Friday, July 2, 2021

Brothers throw birthday cake at chasing leopard to scare it away

INDIA-NEWS AND COMMENT: Two brothers, Firoz and Sabir Mansuri, were on their motorbike heading towards a birthday party for Firoz's son in Madhya Pradesh when a leopard came out of a sugarcane field and tried to attack them. Firoz was the driver while Sabir was the pillion passenger carrying the cake. He said that when times are desperate you do what you can to survive and what occurred to him was to throw the cake at the leopard who was following them for over 500 m. It did the trick.

Brothers throw birthday cake at chasing leopard to scare it away
 Brothers throw birthday cake at chasing leopard to scare it away

The cake hit the leopard, distracting it and it disappeared back into the fields whence it had come. Comment: leopards not infrequently come into conflict with people in India because of the large number of people in India and there are quite a few leopards as well. We are told that leopard numbers in India have grown by more than 60% between 2014 and 2018 to almost 13,000. I'm surprised to read this but even without this growth in numbers you will notice on the Internet that there is a lot of leopard-human conflict in India. Leopards tend to go into urban environments where they are attacked by a mob of men normally. It is not nice to see to be honest.

And I believe that you get testosterone fuelled men wanting to show off so they have a go at single-handedly attacking the leopard. Not all leopards are large and highly dangerous. Female leopards or sub-adult leopards can be quite small in comparison to what people think they are.

Although, Sabir said that they escaped death with their birthday cake. I'm not sure that they would have been killed by this leopard. There have been man-eating leopards in the past, back in the old days when there were "white hunters" tracking maneaters but they are rare nowadays. Or at least the Indian news media does not tell us much about these attacks.

Normally, we read about leopards falling into wells and kind people extracting the animal from the well with great difficulty. They then release the leopard back into the wild. Leopards are the fourth largest cat after the jaguar, lion and tiger. They are similar in size to the mountain lion.

Conflict with humans

In 2002, Mel and Fiona Sunquist reported about the conflict between leopards and humans in their book Wild Cats of the World. They say that conflicts exist in many different ways but most commonly in the form of leopards killing domestic stock. Whenever leopards live close to humans, they end up attacking and killing livestock such as sheep, goats and other livestock. They also attack and kill dogs in quite large numbers. Occasionally they kill people. In April 1989 the newspaper Rising Nepal said that "local people had stoned to death a leopard which had killed a man collecting wood in the forest in western Nepal."

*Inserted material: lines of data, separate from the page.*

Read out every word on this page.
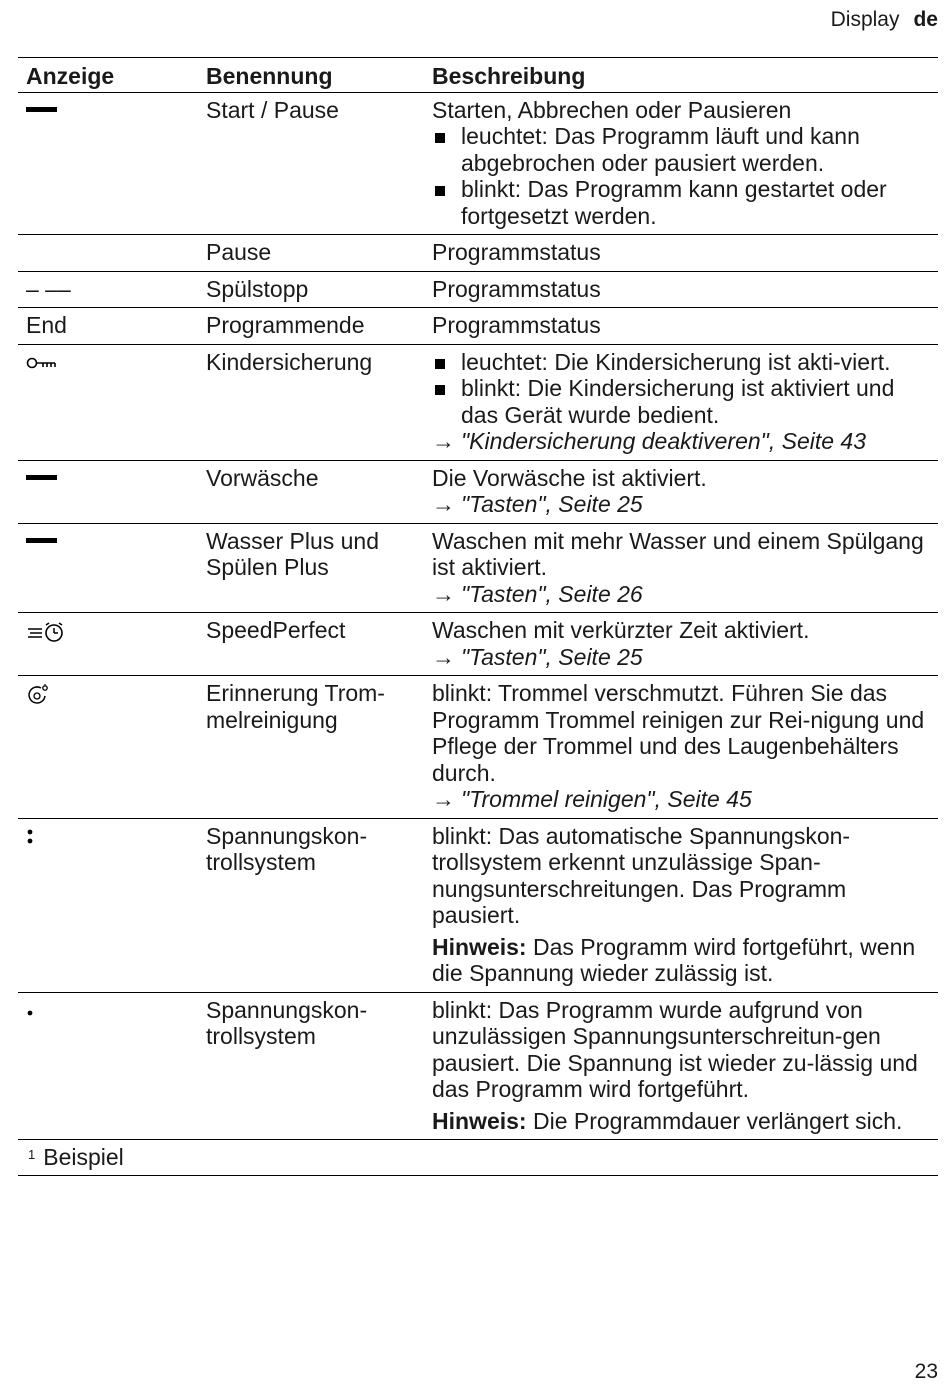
Display de
Anzeige	Benennung	Beschreibung
	Start / Pause	Starten, Abbrechen oder Pausieren
leuchtet: Das Programm läuft und kann abgebrochen oder pausiert werden.
blinkt: Das Programm kann gestartet oder fortgesetzt werden.

	Pause	Programmstatus
– ––	Spülstopp	Programmstatus
End	Programmende	Programmstatus
	Kindersicherung	leuchtet: Die Kindersicherung ist akti-viert.
blinkt: Die Kindersicherung ist aktiviert und das Gerät wurde bedient.
→ "Kindersicherung deaktiveren", Seite 43

	Vorwäsche	Die Vorwäsche ist aktiviert.
→ "Tasten", Seite 25

	Wasser Plus und Spülen Plus	Waschen mit mehr Wasser und einem Spülgang ist aktiviert.
→ "Tasten", Seite 26

	SpeedPerfect	Waschen mit verkürzter Zeit aktiviert.
→ "Tasten", Seite 25

	Erinnerung Trom-melreinigung	blinkt: Trommel verschmutzt. Führen Sie das Programm Trommel reinigen zur Rei-nigung und Pflege der Trommel und des Laugenbehälters durch.
→ "Trommel reinigen", Seite 45

	Spannungskon-trollsystem	blinkt: Das automatische Spannungskon-trollsystem erkennt unzulässige Span-nungsunterschreitungen. Das Programm pausiert.
Hinweis: Das Programm wird fortgeführt, wenn die Spannung wieder zulässig ist.

	Spannungskon-trollsystem	blinkt: Das Programm wurde aufgrund von unzulässigen Spannungsunterschreitun-gen pausiert. Die Spannung ist wieder zu-lässig und das Programm wird fortgeführt.
Hinweis: Die Programmdauer verlängert sich.

$^1$ Beispiel		
23
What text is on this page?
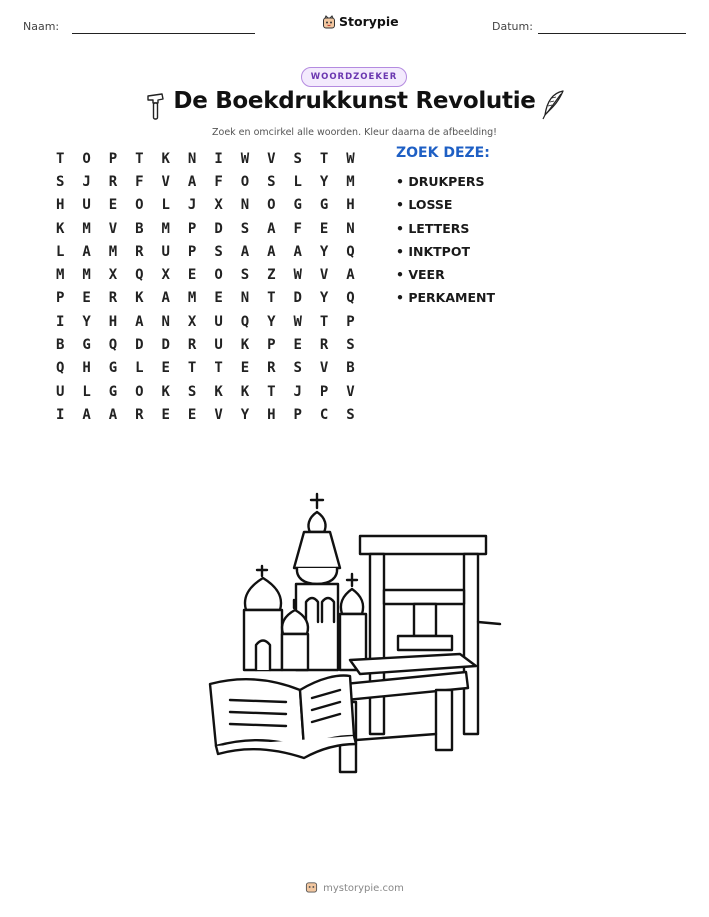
Naam:	Storypie	Datum:
WOORDZOEKER
De Boekdrukkunst Revolutie
Zoek en omcirkel alle woorden. Kleur daarna de afbeelding!
T	O	P	T	K	N	I	W	V	S	T	W
S	J	R	F	V	A	F	O	S	L	Y	M
H	U	E	O	L	J	X	N	O	G	G	H
K	M	V	B	M	P	D	S	A	F	E	N
L	A	M	R	U	P	S	A	A	A	Y	Q
M	M	X	Q	X	E	O	S	Z	W	V	A
P	E	R	K	A	M	E	N	T	D	Y	Q
I	Y	H	A	N	X	U	Q	Y	W	T	P
B	G	Q	D	D	R	U	K	P	E	R	S
Q	H	G	L	E	T	T	E	R	S	V	B
U	L	G	O	K	S	K	K	T	J	P	V
I	A	A	R	E	E	V	Y	H	P	C	S
ZOEK DEZE:
• DRUKPERS
• LOSSE
• LETTERS
• INKTPOT
• VEER
• PERKAMENT
mystorypie.com
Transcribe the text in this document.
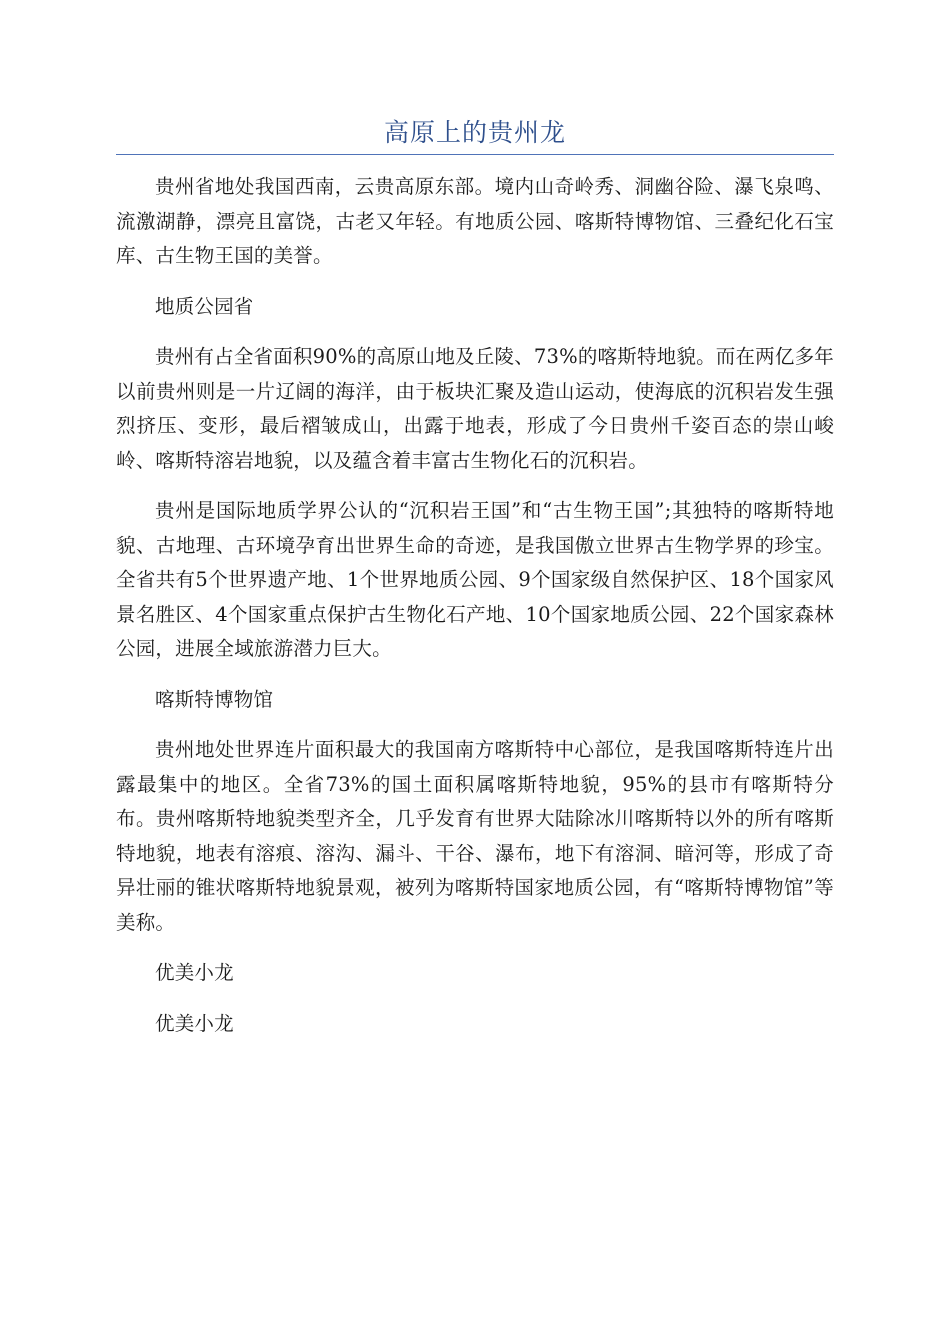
高原上的贵州龙

贵州省地处我国西南，云贵高原东部。境内山奇岭秀、洞幽谷险、瀑飞泉鸣、流激湖静，漂亮且富饶，古老又年轻。有地质公园、喀斯特博物馆、三叠纪化石宝库、古生物王国的美誉。

地质公园省

贵州有占全省面积90%的高原山地及丘陵、73%的喀斯特地貌。而在两亿多年以前贵州则是一片辽阔的海洋，由于板块汇聚及造山运动，使海底的沉积岩发生强烈挤压、变形，最后褶皱成山，出露于地表，形成了今日贵州千姿百态的崇山峻岭、喀斯特溶岩地貌，以及蕴含着丰富古生物化石的沉积岩。

贵州是国际地质学界公认的“沉积岩王国”和“古生物王国”;其独特的喀斯特地貌、古地理、古环境孕育出世界生命的奇迹，是我国傲立世界古生物学界的珍宝。全省共有5个世界遗产地、1个世界地质公园、9个国家级自然保护区、18个国家风景名胜区、4个国家重点保护古生物化石产地、10个国家地质公园、22个国家森林公园，进展全域旅游潜力巨大。

喀斯特博物馆

贵州地处世界连片面积最大的我国南方喀斯特中心部位，是我国喀斯特连片出露最集中的地区。全省73%的国土面积属喀斯特地貌，95%的县市有喀斯特分布。贵州喀斯特地貌类型齐全，几乎发育有世界大陆除冰川喀斯特以外的所有喀斯特地貌，地表有溶痕、溶沟、漏斗、干谷、瀑布，地下有溶洞、暗河等，形成了奇异壮丽的锥状喀斯特地貌景观，被列为喀斯特国家地质公园，有“喀斯特博物馆”等美称。

优美小龙

优美小龙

Genuine man-eating leopards i.e. those who are habituated to killing people are rare as mentioned. Man-eating leopards are much rarer than man eating tigers. Because leopards are bold and stealthy, once they have a taste for human blood, they can be formidable and claim a large number of victims.

Some citizens of India fear man-eating leopards more than tigers partly because leopards are bold enough to break into their homes to kill their victims inside. One famous maneater, the Leopard of Rudraprayag, killed 125 people. The hunter turned conservationist Jim Corbett who has a park named after him, was called upon to hunt down the Panar leopard which was credited with having killed 400 people! Despite man eating leopards being hard to track and kill, he was successful.